A few more of the districts national Democrats have targeted are within spitting distance of a partisan break-even. In GOP Rep. Jeff Denham’s district in the Central Valley, Republicans cobbled together 52 percent of the vote (down from 59 percent in 2014). Likewise, in both Laguna Niguel and Palmdale, Rep. Mimi Walters and Rep. Steve Knight, the only Republicans running in their districts, got 52 percent of the vote as well.

That represents a big shift since 2014, the only other non-presidential election year in which a primary was held under the state’s new top-two system.

In Issa’s district, 16 candidates were vying to replace him in the lead up to June 5. The top two winners, Republican Diane Harkey and Democrat Mike Levin, won around 26 percent and 18 percent of the vote, respectively.

What would a head-to-head Harkey-Levin match-up look like without the 15 other competitors?

One way to guess is to tally up the share of the vote that went to all Republican candidates and compare it to the Democratic share. Assuming that the various supporters of Assemblyman Rocky Chávez, San Diego Supervisor Kristin Gaspar, and the other five Republicans running in that district are likely to fall behind their party’s candidate in the general election, that ought to give us a pretty good idea of what to expect in November.

And the results don’t look good for Harkey.

So far (and again, ballot are still being counted), the Republican candidates in Issa’s seat have garnered 48 percent of the vote. That’s compared to 51 percent for all the Democrats.

That’s also a steep decline from the 2014 primary share when Issa, running as the only Republican, won 61.9 percent of the vote.

Even in districts like Denham’s, Walters’, Knight’s, and Rep.
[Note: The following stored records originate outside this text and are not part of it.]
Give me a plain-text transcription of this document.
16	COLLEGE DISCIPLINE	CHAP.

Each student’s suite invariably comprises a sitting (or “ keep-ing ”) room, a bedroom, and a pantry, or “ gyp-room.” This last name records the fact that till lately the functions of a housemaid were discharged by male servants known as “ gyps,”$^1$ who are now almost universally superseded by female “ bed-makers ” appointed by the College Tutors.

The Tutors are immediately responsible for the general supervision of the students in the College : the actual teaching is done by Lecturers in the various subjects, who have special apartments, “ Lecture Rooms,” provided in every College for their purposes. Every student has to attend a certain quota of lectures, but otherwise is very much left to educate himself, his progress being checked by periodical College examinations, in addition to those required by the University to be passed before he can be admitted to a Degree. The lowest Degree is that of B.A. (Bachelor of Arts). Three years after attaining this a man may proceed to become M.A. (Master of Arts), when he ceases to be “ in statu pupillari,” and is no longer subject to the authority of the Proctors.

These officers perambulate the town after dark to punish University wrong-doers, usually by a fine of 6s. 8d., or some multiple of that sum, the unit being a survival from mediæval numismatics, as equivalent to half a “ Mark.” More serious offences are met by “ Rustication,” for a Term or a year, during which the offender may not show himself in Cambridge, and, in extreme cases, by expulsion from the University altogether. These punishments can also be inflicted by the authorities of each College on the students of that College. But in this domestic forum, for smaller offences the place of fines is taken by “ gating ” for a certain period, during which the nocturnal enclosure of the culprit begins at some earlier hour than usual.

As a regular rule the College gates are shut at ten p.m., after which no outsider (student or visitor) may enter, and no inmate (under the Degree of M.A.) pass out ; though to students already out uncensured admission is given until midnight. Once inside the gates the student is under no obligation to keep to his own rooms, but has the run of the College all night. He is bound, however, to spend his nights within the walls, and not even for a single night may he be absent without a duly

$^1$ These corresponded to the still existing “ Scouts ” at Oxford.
Dana Rohrabacher’s, where Republicans won slim majorities of last week’s vote, those margins may be a little too close for comfort for the GOP. Republicans tend to be more reliable primary voters than Democrats and political independents, so the Republican share of the vote is likely to be lower in most districts come November.

In 2014, for example, Republican vote share between the primary and general elections declined by an average of 1.3 percentage points. That was true of all California congressional races, excluding those where one party was shut out or where a candidate ran unopposed. Looking only at the most competitive races (again, excluding shutouts), the average decline in Republican support was 3.3 percentage points between June and November.

We’ll update these stats as more ballots are counted.